Lacks scientific evidence
Platelet-rich plasma therapies aim to improve the process of tissue repair through local delivery of autologous bioactive agents to influence critical mechanisms such as inflammation, angiogenesis or extracellular matrix synthesis. Platelet-rich plasma has been used for just about any and all conditions in orthopaedic sports medicine, and some practitioners swear by it. I am more cautious: I am fascinated by this new technology, and by the opportunity that PRP may afford to get my athletes back to health and fit to fight faster. However, I am aware of the fact that there is still relatively little level 1 evidence in favor of PRP. Indeed, the well-performed level 1 studies seem to paint a different view from what is outlined in the press. The early studies were impressive, and PRP seems to be effective in the management of tennis elbow. However, subsequent well-performed randomized controlled trials in Achilles tendinopathy from Holland and our own in rotator cuff tears do not show any advantage. Another randomized controlled trial using PRP in open repair of Achilles tendon ruptures from Sweden shows that it is at best of no use, and possibly harmful. I am aware of another trial in rotator cuff repair which shows early advantages, and of another that shows no advantages.

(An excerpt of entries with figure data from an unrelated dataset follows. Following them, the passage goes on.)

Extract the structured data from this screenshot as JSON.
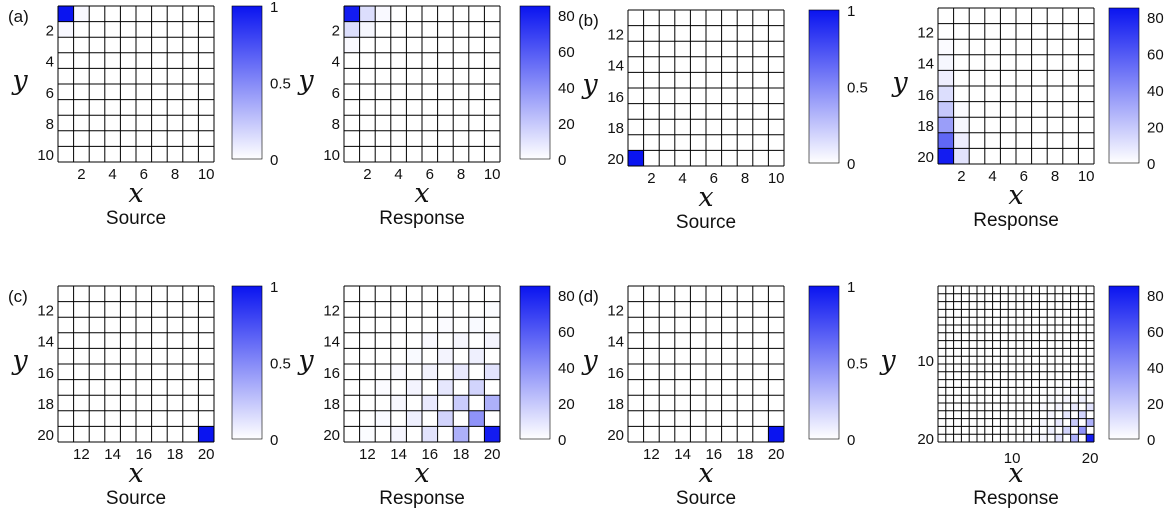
{
  "colors": {
    "max": "#0a14f0",
    "min": "#ffffff",
    "grid": "#000000"
  },
  "chart_data": [
    {
      "type": "heatmap",
      "panel": "(a)",
      "caption": "Source",
      "xlabel": "x",
      "ylabel": "y",
      "xlim": [
        1,
        10
      ],
      "ylim": [
        1,
        10
      ],
      "y_reversed": true,
      "xticks": [
        "2",
        "4",
        "6",
        "8",
        "10"
      ],
      "yticks": [
        "2",
        "4",
        "6",
        "8",
        "10"
      ],
      "colorbar": {
        "range": [
          0,
          1
        ],
        "ticks": [
          "0",
          "0.5",
          "1"
        ]
      },
      "cells": [
        {
          "x": 1,
          "y": 1,
          "v": 1
        },
        {
          "x": 2,
          "y": 1,
          "v": 0.03
        },
        {
          "x": 1,
          "y": 2,
          "v": 0.03
        }
      ]
    },
    {
      "type": "heatmap",
      "panel": "",
      "caption": "Response",
      "xlabel": "x",
      "ylabel": "y",
      "xlim": [
        1,
        10
      ],
      "ylim": [
        1,
        10
      ],
      "y_reversed": true,
      "xticks": [
        "2",
        "4",
        "6",
        "8",
        "10"
      ],
      "yticks": [
        "2",
        "4",
        "6",
        "8",
        "10"
      ],
      "colorbar": {
        "range": [
          0,
          85
        ],
        "ticks": [
          "0",
          "20",
          "40",
          "60",
          "80"
        ]
      },
      "cells": [
        {
          "x": 1,
          "y": 1,
          "v": 82
        },
        {
          "x": 2,
          "y": 1,
          "v": 12
        },
        {
          "x": 1,
          "y": 2,
          "v": 12
        },
        {
          "x": 3,
          "y": 1,
          "v": 2
        },
        {
          "x": 1,
          "y": 3,
          "v": 2
        },
        {
          "x": 2,
          "y": 2,
          "v": 3
        }
      ]
    },
    {
      "type": "heatmap",
      "panel": "(b)",
      "caption": "Source",
      "xlabel": "x",
      "ylabel": "y",
      "xlim": [
        1,
        10
      ],
      "ylim": [
        11,
        20
      ],
      "y_reversed": true,
      "xticks": [
        "2",
        "4",
        "6",
        "8",
        "10"
      ],
      "yticks": [
        "12",
        "14",
        "16",
        "18",
        "20"
      ],
      "colorbar": {
        "range": [
          0,
          1
        ],
        "ticks": [
          "0",
          "0.5",
          "1"
        ]
      },
      "cells": [
        {
          "x": 1,
          "y": 20,
          "v": 1
        }
      ]
    },
    {
      "type": "heatmap",
      "panel": "",
      "caption": "Response",
      "xlabel": "x",
      "ylabel": "y",
      "xlim": [
        1,
        10
      ],
      "ylim": [
        11,
        20
      ],
      "y_reversed": true,
      "xticks": [
        "2",
        "4",
        "6",
        "8",
        "10"
      ],
      "yticks": [
        "12",
        "14",
        "16",
        "18",
        "20"
      ],
      "colorbar": {
        "range": [
          0,
          85
        ],
        "ticks": [
          "0",
          "20",
          "40",
          "60",
          "80"
        ]
      },
      "cells": [
        {
          "x": 1,
          "y": 20,
          "v": 82
        },
        {
          "x": 1,
          "y": 19,
          "v": 55
        },
        {
          "x": 1,
          "y": 18,
          "v": 35
        },
        {
          "x": 1,
          "y": 17,
          "v": 20
        },
        {
          "x": 1,
          "y": 16,
          "v": 12
        },
        {
          "x": 1,
          "y": 15,
          "v": 6
        },
        {
          "x": 1,
          "y": 14,
          "v": 3
        },
        {
          "x": 1,
          "y": 13,
          "v": 1.5
        },
        {
          "x": 2,
          "y": 20,
          "v": 10
        },
        {
          "x": 2,
          "y": 19,
          "v": 6
        },
        {
          "x": 2,
          "y": 18,
          "v": 3
        },
        {
          "x": 2,
          "y": 17,
          "v": 1.5
        }
      ]
    },
    {
      "type": "heatmap",
      "panel": "(c)",
      "caption": "Source",
      "xlabel": "x",
      "ylabel": "y",
      "xlim": [
        11,
        20
      ],
      "ylim": [
        11,
        20
      ],
      "y_reversed": true,
      "xticks": [
        "12",
        "14",
        "16",
        "18",
        "20"
      ],
      "yticks": [
        "12",
        "14",
        "16",
        "18",
        "20"
      ],
      "colorbar": {
        "range": [
          0,
          1
        ],
        "ticks": [
          "0",
          "0.5",
          "1"
        ]
      },
      "cells": [
        {
          "x": 20,
          "y": 20,
          "v": 1
        }
      ]
    },
    {
      "type": "heatmap",
      "panel": "",
      "caption": "Response",
      "xlabel": "x",
      "ylabel": "y",
      "xlim": [
        11,
        20
      ],
      "ylim": [
        11,
        20
      ],
      "y_reversed": true,
      "xticks": [
        "12",
        "14",
        "16",
        "18",
        "20"
      ],
      "yticks": [
        "12",
        "14",
        "16",
        "18",
        "20"
      ],
      "colorbar": {
        "range": [
          0,
          85
        ],
        "ticks": [
          "0",
          "20",
          "40",
          "60",
          "80"
        ]
      },
      "pattern": "checkerboard-corner",
      "corner": [
        20,
        20
      ],
      "peak": 82
    },
    {
      "type": "heatmap",
      "panel": "(d)",
      "caption": "Source",
      "xlabel": "x",
      "ylabel": "y",
      "xlim": [
        11,
        20
      ],
      "ylim": [
        11,
        20
      ],
      "y_reversed": true,
      "xticks": [
        "12",
        "14",
        "16",
        "18",
        "20"
      ],
      "yticks": [
        "12",
        "14",
        "16",
        "18",
        "20"
      ],
      "colorbar": {
        "range": [
          0,
          1
        ],
        "ticks": [
          "0",
          "0.5",
          "1"
        ]
      },
      "cells": [
        {
          "x": 20,
          "y": 20,
          "v": 1
        }
      ]
    },
    {
      "type": "heatmap",
      "panel": "",
      "caption": "Response",
      "xlabel": "x",
      "ylabel": "y",
      "xlim": [
        1,
        20
      ],
      "ylim": [
        1,
        20
      ],
      "y_reversed": true,
      "xticks": [
        "10",
        "20"
      ],
      "yticks": [
        "10",
        "20"
      ],
      "colorbar": {
        "range": [
          0,
          85
        ],
        "ticks": [
          "0",
          "20",
          "40",
          "60",
          "80"
        ]
      },
      "pattern": "checkerboard-corner",
      "corner": [
        20,
        20
      ],
      "peak": 82
    }
  ]
}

We performed systematic reviews with the Dutch group and with the group who introduced the concept of PRP in the management of musculoskeletal injuries, led by Drs. Anitua, Sánchez and Andia, in Spain, and found that the scientific evidence is just not there. The same applies to muscle injuries. Therefore, at present, I am happy to perform studies on PRP (and we are doing so), but I do not use it in clinical practice, at least not yet!
Nicola Maffulli, MD, MS, PhD, FRCS(Orth) is the centre lead and professor of sports and exercise medicine, consultant trauma and orthopaedic surgeon, Queen Mary University of London Barts and London School of Medicine and Dentistry, William Harvey Research Institute Centre for Sports and Exercise Medicine, Mile End Hospital, London.
Disclosure: He is the owner of SportsMed(UK) Ltd.